Encoding navigable speech sources: an analysis by synthesis approach
This paper presents an analysis-by-synthesis coding architecture for compressing navigable speech sources. The proposed coding scheme encodes multiple overlapped speech sources recorded, for example, during a multi-participant meeting or teleconference, into a mono or stereo mixture signal that can be compressed with an existing speech coder. The individual speech sources can be separated from the received compressed mixture, which allows the listener to determine the active sources and their spatial locations at the reproduction site. The approach was applied to the compression of a series of speech soundfields created from multiple clean speech sentences and real meeting recordings, where each sound-field contained four participants with up to three simultaneous speech sources.

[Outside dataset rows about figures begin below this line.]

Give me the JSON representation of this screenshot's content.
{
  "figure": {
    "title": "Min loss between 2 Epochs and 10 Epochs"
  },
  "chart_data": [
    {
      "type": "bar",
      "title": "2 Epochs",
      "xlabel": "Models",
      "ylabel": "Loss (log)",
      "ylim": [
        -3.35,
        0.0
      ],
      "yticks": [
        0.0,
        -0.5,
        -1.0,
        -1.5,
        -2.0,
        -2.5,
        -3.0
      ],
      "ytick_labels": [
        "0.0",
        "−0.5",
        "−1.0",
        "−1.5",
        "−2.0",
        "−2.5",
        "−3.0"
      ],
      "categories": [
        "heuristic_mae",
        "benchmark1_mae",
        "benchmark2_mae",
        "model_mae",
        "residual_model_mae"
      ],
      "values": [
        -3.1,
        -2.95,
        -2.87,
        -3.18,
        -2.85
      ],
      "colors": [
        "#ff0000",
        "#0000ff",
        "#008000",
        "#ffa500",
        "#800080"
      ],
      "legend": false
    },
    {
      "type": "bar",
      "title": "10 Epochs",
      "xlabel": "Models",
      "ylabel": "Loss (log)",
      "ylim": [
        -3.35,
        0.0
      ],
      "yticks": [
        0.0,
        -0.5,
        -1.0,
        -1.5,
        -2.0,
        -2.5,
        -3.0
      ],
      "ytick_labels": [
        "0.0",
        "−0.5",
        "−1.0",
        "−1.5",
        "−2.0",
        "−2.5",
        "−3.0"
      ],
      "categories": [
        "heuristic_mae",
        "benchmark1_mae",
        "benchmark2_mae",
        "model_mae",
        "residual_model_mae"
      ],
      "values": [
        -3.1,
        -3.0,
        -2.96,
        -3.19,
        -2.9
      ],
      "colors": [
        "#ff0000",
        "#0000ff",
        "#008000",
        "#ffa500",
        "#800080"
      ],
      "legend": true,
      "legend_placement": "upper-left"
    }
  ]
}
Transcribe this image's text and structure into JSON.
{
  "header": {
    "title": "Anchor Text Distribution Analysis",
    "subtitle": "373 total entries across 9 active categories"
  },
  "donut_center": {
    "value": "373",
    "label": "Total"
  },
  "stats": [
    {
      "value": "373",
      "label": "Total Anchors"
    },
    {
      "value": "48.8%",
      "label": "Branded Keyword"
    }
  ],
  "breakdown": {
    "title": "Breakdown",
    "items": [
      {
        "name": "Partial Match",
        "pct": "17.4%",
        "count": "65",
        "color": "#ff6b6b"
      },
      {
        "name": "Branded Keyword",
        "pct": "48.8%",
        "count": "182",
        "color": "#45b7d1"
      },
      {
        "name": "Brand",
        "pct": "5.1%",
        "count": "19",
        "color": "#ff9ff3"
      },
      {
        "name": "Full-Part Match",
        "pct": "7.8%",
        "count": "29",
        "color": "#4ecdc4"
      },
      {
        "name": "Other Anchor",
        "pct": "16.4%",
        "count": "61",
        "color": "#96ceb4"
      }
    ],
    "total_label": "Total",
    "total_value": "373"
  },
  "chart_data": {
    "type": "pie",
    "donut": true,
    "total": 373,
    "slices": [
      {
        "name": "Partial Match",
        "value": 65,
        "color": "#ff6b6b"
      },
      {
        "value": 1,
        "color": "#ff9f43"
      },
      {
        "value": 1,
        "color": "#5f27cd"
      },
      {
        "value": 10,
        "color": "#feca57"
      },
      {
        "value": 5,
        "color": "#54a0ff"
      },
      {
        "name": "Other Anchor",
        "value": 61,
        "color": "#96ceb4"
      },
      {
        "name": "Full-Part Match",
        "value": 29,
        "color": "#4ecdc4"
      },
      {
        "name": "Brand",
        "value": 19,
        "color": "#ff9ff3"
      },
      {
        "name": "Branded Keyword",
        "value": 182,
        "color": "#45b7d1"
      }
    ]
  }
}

At a total bit rate of 48 kbps, the perceptual quality of each decoded speech source, as judged by subjective listening tests, was found to be significantly better than either a non-a-by-s approach or separate encoding of each source at the same overall total bit rate. Subjective listening tests also confirm that the quality of the spatialised speech scene is maintained as well.
X. Zheng, C. H. Ritz & J. Xi, "Encoding navigable speech sources: An analysis by synthesis approach," in ICASSP 2012: IEEE International Conference on Acoustics, Speech and Signal Processing, 2012, pp. 405-408.